Kontinuierliche Rückführung der Verschuldung durch strikten Sparkurs. Die Stadt hat ein Ausgabe- aber kein Einnahmeproblem, daher sind alle Investitionen auf unbedingte Notwendigkeit zu überprüfen. Bei städtischen Projekten ist die Wirtschaftlichkeit oberstes Gebot. Verzicht auf Luxusstandards bei Verkehrs- und Bauprojekten. Eine Anhebung des Gewerbesteuerhebesatzes lehnen wir als kontraproduktiv eindeutig ab.

4. Verkehrsinfrastruktur

Frage:

Welches sind aus Sicht Ihrer Partei die drei wichtigsten Verkehrsinfrastrukturprojekte für die Stadt Frankfurt am Main, um die Wettbewerbsfähigkeit des Standortes zu stärken?

Antwort:

Überregional der Bau des Terminals 3. Die Leistungsfähigkeit der Hauptverkehrsachsen (z. B. Berliner Straße) ist auch künftig zu gewährleisten. Die Schieneninfrastruktur ist weiter zu verbessern: Bau der nordmainischen S-Bahn, der Regionaltangente West und innerstädtisch Lückenschluss zwischen Ginnheim und Bockenheim..

5. Fachkräftemangel

Frage:

Der Fachkräftemangel wird für viele Unternehmen zu einem immer ernsteren Problem. Was sollte aus Sicht Ihrer Partei getan werden, damit dieser Mangel in Frankfurt am Main gelindert werden kann?

Antwort:

Das ÖPNV-System im erweiterten Rhein-Main-Gebiet ist weiter zu entwickeln, so dass die Erreichbarkeit der Stadt aus dem Umland verbessert wird. Desweiteren sind zügig neue Wohngebiete – gemeinsam mit dem Umland – auszuweisen, um Fachkräften die Möglichkeit zu geben, sich hier anzusiedeln. Die Kinderbetreuung muß weiter verbessert werden, so dass beide Elternteile gleichberechtigt am Berufsleben teilnehmen können.

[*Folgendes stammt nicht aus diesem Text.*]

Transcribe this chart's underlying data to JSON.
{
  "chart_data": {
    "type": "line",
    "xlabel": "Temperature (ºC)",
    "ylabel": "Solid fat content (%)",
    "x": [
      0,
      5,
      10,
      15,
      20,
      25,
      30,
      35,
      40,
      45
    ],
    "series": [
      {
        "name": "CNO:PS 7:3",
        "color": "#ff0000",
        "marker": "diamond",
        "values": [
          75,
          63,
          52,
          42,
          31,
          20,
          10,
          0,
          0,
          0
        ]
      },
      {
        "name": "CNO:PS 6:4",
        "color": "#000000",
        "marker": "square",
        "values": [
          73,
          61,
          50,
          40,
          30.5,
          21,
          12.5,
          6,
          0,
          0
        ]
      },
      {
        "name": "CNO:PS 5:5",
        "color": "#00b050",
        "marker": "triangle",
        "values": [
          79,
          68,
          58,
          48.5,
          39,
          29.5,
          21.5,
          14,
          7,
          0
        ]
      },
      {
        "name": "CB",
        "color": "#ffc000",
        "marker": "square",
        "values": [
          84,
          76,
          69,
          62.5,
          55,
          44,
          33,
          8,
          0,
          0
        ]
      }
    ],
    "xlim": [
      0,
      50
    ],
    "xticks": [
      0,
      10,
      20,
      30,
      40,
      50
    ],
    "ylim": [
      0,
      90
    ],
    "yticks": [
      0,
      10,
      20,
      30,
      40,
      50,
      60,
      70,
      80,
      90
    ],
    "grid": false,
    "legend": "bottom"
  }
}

6. Einzelhandelsstanddorte

Frage:

Welche Maßnahmen können aus Sicht Ihrer Partei dazu beitragen, die vorhandenen Einzelhandelsstandorte in Frankfurt am Main attraktiv zu halten?

Antwort:

Die optimale Erreichbarkeit der Standorte in der Innenstadt muß gewährleistet sein, auch mit dem PKW. Daher darf die Straßeninfrastruktur nicht einseitig zu Lasten des Individualverkehrs eingeschränkt oder zurückentwickelt werden. Auch die Attraktivität der Stadtteilzentren und die dortige Aufenthaltsqualität ist weiter zu steigern. Die ÖPNV-Anbindungen sind möglichst weiter zu verbessern.